"The man says he is Irish, he is also drunk."
Ireland won a gold medal at the Olympics this year, but after the appalling intervention of ex-priest and arch-gobshite Neil Horan in the marathon, Cian O’Connor’s performance in the showjumping competition wont’ be remembered as Ireland’s main contribution to the games. Dressed in a kilt and green hat with a handwritten sign on his chest reading “The Second Coming is Near,” Horan attacked the leader of the race, Brazil’s Vanderlei de Lima, at around the 21-mile mark. He knocked the guy over into the crash barriers. Amazingly, de Lima got up and—though he looked like he was in agony—continued running, only to be beaten into third place. Horan’s last public appearance was at the British Grand Prix at Silverstone last year, where he ran onto the track.

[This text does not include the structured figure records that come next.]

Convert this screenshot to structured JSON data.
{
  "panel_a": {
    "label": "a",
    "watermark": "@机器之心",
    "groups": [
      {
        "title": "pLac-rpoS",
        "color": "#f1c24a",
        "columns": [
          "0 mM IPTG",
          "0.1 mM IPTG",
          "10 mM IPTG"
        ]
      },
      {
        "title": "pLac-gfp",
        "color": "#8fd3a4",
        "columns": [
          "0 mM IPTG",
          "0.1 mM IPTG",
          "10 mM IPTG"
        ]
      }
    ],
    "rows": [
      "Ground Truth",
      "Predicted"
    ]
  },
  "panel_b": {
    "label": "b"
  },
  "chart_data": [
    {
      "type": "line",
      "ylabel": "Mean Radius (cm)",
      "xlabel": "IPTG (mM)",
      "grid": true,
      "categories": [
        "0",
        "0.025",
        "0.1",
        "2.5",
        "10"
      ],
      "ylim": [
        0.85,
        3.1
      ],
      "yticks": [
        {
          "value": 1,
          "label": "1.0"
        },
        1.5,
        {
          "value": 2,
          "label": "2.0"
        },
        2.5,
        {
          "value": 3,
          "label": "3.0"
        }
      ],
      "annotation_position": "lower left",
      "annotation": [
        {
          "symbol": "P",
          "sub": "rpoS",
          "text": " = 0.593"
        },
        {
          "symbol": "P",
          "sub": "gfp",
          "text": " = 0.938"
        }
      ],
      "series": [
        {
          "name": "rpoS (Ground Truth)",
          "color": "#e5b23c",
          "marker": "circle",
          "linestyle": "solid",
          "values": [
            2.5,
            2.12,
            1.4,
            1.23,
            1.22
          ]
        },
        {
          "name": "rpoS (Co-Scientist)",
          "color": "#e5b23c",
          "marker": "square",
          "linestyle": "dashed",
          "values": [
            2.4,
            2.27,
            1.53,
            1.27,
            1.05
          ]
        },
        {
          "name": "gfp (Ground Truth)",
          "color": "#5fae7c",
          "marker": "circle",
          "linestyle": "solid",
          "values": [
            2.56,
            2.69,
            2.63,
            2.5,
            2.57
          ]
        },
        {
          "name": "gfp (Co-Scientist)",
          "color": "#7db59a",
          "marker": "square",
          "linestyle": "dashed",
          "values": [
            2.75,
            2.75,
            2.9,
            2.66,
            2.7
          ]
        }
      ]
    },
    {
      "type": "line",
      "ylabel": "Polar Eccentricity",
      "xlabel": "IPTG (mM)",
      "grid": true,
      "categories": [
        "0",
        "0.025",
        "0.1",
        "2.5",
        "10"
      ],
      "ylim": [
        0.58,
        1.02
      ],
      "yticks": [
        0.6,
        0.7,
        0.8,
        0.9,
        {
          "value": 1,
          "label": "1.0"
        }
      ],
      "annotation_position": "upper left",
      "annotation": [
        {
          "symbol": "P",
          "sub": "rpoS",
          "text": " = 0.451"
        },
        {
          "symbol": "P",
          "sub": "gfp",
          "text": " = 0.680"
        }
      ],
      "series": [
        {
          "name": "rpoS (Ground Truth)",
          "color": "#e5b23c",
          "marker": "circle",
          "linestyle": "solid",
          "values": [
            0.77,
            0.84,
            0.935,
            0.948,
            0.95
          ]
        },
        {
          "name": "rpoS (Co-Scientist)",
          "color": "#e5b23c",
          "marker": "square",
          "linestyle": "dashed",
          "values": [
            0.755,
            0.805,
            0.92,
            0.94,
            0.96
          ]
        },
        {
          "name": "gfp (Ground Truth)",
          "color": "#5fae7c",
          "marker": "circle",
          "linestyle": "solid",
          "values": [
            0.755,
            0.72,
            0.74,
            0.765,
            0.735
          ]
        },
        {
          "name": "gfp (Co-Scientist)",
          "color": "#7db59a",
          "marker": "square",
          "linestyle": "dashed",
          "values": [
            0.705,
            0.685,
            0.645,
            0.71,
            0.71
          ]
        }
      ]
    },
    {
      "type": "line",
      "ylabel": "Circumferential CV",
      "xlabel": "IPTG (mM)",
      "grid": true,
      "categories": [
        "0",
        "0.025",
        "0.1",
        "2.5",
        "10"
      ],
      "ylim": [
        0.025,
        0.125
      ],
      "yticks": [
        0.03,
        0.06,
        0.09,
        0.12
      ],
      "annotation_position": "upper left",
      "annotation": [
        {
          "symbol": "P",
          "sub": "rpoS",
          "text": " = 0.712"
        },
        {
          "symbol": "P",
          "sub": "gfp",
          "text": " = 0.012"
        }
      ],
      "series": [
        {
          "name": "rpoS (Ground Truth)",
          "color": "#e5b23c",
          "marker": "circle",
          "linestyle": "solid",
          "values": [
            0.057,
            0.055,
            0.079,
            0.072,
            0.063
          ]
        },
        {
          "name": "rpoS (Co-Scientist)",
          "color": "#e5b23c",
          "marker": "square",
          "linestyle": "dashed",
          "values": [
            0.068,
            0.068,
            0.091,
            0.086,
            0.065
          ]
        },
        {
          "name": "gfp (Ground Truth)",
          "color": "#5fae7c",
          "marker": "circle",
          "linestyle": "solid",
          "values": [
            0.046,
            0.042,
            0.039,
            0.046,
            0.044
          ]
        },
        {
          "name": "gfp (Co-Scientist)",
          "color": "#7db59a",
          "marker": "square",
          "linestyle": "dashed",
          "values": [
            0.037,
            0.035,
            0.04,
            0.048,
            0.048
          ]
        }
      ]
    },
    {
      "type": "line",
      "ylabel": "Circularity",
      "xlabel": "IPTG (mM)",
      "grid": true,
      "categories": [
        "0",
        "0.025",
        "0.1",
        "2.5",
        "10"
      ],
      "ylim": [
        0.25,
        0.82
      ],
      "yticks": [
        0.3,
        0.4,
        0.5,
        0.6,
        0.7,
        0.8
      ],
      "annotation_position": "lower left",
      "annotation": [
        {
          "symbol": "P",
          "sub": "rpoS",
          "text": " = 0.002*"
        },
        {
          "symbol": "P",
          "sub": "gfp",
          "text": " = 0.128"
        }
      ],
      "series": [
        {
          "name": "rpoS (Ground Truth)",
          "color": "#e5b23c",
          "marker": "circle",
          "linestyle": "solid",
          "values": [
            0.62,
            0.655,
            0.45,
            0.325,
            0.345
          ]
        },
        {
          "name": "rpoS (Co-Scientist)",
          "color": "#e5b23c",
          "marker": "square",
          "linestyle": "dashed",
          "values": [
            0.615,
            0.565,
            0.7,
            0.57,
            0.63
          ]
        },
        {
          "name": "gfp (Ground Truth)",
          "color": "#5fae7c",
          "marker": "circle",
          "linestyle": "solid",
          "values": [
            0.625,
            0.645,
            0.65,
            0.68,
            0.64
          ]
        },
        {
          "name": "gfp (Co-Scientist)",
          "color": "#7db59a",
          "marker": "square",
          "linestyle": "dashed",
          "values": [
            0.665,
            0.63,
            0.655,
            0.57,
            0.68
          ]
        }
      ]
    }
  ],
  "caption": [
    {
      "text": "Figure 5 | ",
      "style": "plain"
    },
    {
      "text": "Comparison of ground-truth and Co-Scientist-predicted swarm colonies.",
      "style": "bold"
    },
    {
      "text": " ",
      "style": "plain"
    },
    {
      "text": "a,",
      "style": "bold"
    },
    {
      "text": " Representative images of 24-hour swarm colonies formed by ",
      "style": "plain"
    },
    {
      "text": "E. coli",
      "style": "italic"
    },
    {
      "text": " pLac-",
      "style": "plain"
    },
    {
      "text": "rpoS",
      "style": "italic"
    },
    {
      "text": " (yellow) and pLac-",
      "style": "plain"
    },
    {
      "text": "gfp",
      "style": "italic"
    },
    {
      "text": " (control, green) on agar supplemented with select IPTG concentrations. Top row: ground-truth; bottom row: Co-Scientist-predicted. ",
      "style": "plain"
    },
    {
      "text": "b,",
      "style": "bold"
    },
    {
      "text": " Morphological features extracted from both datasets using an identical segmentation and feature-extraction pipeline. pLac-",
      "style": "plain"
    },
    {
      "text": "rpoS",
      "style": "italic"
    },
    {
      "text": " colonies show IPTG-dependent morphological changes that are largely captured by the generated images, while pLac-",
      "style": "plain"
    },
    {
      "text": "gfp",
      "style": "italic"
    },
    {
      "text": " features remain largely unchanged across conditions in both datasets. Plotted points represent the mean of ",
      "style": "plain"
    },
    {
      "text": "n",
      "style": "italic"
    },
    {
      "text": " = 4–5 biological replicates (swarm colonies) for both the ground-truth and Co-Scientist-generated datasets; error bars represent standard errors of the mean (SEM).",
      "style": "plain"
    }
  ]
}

You’ll notice from the news photos that he was wearing the same outfit then as now.
I am of course horribly embarrassed on behalf of Ireland generally, and I hope some of Horan’s sneaking regarders back home will be feeling bad now that they’ve pissed off the whole of Brazil and forever burned their already-slim chances of hitting it off with any of their volleyball players. At the same time, I despaired at the behavior of the Greek officials at the race. Although de Lima had a policeman riding alongside him, and the route was lined with people in official T-Shirts, and this was supposed to be games with the highest degree of camera surveillance in history, Horan had no trouble running out onto the course and attacking the leader. The crowd reacted faster than the police. Even if you didn’t know that Horan had a history of interrupting major sporting events, you’d think that someone at the race might have suspected that the guy in the leprechaun costume with a Star of David on his leg and a message about the end of the world plastered to him just might have been planning to do something when the leading runners and the TV cameras hove into sight.